Japanese Seismologist in 2004 on Risk of Nuclear Accident: "It's Like a Kamikaze Terrorist Wrapped in Bombs Just Waiting to Explode"
Of all the places in all the world where no one in their right mind would build scores of nuclear power plants, Japan would be pretty near the top of the list...Japan sits on top of four tectonic plates, at the edge of the subduction zone, and is in one of the most tectonically active regions of the world...I realized that Japan has no real nuclear-disaster plan in the event that an earthquake damaged a reactor's water-cooling system and triggered a reactor meltdown.
It is not a question of whether or not a nuclear disaster will occur in Japan; it is a question of when it will occur.
And the New York Times points out today:
In an admission of how long the cooling process may take, Hidehiko Nishiyama, deputy director general of the Nuclear and Industrial Safety Agency, Japan's nuclear regulator, said late Tuesday: "We will have to continue cooling for quite a long period.
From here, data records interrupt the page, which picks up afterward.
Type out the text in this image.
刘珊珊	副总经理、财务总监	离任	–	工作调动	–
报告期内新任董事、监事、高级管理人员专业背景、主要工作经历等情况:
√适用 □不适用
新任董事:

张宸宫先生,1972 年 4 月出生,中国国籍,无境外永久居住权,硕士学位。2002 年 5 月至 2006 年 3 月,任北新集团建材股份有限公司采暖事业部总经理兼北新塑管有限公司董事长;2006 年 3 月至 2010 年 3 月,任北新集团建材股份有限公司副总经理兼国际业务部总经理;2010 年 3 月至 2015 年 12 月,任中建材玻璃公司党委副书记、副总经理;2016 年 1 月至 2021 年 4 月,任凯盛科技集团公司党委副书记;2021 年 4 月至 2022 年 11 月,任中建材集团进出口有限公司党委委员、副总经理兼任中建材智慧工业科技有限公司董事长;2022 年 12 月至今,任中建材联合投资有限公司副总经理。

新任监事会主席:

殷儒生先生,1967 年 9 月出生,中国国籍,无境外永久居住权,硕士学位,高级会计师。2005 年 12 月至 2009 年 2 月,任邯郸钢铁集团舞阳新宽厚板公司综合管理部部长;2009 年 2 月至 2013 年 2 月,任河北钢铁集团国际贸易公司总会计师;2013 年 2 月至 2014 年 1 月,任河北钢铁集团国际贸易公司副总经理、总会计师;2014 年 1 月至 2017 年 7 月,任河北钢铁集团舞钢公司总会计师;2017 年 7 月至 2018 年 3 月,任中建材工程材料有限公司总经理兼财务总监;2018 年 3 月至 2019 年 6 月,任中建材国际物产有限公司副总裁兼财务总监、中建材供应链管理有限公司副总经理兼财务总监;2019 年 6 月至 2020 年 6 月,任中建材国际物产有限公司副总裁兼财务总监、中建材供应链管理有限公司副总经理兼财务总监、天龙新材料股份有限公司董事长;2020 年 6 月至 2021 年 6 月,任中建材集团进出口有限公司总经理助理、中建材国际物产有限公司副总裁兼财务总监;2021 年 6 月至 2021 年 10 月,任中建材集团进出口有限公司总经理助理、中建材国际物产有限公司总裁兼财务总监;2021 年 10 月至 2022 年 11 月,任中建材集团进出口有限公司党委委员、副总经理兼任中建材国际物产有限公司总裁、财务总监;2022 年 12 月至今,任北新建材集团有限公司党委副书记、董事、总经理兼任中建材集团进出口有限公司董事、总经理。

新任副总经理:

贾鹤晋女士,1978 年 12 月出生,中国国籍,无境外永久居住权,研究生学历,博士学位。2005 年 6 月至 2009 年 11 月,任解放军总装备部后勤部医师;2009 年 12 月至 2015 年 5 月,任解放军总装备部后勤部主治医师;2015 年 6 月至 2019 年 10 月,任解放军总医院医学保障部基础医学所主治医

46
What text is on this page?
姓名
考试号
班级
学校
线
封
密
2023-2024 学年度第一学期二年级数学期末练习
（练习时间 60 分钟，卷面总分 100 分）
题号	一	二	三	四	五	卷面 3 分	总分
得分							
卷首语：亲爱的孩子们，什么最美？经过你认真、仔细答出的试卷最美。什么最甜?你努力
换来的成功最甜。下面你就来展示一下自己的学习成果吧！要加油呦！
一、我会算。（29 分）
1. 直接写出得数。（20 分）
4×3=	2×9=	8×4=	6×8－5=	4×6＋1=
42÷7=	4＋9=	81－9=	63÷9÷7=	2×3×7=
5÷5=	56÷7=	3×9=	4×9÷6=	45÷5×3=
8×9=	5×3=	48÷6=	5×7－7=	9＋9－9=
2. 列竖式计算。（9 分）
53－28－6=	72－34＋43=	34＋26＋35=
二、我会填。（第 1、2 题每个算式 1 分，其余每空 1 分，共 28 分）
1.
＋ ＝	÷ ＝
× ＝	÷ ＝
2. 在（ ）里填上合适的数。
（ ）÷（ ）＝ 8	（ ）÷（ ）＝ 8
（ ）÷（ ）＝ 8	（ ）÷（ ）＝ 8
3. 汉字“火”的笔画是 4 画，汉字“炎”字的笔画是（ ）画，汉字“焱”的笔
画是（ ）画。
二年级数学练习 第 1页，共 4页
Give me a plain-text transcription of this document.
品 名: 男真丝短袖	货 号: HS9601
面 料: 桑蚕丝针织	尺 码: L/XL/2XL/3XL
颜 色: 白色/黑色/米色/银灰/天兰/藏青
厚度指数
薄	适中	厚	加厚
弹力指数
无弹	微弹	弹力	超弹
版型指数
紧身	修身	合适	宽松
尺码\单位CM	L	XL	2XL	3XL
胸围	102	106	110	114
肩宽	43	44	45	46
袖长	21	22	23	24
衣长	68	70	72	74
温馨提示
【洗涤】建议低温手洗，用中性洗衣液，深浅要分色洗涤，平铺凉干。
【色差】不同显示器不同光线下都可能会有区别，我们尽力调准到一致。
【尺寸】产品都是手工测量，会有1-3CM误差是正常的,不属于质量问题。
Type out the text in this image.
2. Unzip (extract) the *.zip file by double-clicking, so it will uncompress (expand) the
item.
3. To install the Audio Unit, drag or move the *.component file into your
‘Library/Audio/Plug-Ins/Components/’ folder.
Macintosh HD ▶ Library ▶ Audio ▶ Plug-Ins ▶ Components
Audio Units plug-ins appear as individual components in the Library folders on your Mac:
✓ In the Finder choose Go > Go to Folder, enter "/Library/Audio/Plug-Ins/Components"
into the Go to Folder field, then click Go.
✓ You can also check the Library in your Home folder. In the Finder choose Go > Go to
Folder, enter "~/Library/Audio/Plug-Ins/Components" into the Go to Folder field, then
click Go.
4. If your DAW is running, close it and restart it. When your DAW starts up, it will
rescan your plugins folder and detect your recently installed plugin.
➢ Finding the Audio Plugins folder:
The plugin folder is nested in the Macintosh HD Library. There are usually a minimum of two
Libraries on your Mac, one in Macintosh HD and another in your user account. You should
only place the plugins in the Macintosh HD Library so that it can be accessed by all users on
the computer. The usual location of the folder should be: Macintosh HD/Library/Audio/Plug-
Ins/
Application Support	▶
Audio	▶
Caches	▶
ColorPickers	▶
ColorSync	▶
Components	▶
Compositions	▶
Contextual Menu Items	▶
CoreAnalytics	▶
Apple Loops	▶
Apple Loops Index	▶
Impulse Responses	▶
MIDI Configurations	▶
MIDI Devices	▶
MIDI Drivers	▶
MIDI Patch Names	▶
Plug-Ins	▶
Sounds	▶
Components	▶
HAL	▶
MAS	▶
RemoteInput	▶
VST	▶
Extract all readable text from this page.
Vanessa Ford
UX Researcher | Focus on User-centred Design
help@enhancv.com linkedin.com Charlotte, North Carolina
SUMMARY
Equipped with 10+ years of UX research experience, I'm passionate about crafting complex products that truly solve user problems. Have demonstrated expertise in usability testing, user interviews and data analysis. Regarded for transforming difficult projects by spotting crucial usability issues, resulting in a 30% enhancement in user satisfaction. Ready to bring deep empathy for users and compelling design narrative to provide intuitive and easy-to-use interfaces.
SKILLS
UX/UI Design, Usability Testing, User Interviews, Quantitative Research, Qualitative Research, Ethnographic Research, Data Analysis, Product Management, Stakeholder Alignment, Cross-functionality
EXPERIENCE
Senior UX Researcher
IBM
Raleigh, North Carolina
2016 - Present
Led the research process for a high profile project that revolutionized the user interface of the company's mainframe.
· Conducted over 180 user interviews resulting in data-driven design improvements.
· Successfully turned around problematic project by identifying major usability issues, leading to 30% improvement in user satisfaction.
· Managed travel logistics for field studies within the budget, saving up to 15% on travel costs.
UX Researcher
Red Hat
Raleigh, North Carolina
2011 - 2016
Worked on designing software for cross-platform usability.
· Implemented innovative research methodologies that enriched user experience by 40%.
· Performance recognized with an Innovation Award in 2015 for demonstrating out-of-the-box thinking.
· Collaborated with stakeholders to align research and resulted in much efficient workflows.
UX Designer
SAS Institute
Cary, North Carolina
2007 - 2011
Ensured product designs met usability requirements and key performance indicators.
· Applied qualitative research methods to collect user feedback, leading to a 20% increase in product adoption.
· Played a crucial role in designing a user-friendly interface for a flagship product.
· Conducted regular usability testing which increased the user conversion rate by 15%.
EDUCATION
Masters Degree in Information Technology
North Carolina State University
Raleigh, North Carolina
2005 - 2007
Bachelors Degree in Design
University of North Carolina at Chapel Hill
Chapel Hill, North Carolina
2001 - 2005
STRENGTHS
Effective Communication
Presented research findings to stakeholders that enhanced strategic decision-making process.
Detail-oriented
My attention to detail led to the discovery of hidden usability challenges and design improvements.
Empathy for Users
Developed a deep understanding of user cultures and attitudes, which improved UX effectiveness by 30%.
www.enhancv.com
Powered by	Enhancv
We should be thinking years."
Kuni Yogo, a former atomic energy policy planner in the Japan Science and Technology Agency, said: "There is some trial and error, but this is the beginning of a three- to five-year effort."
Of course, if all goes well, the reactor cores and spent fuel rods should cool down considerably over the next couple of months. But the fact that the Japanese might need to sustain the cooling effort for years on end is stunning.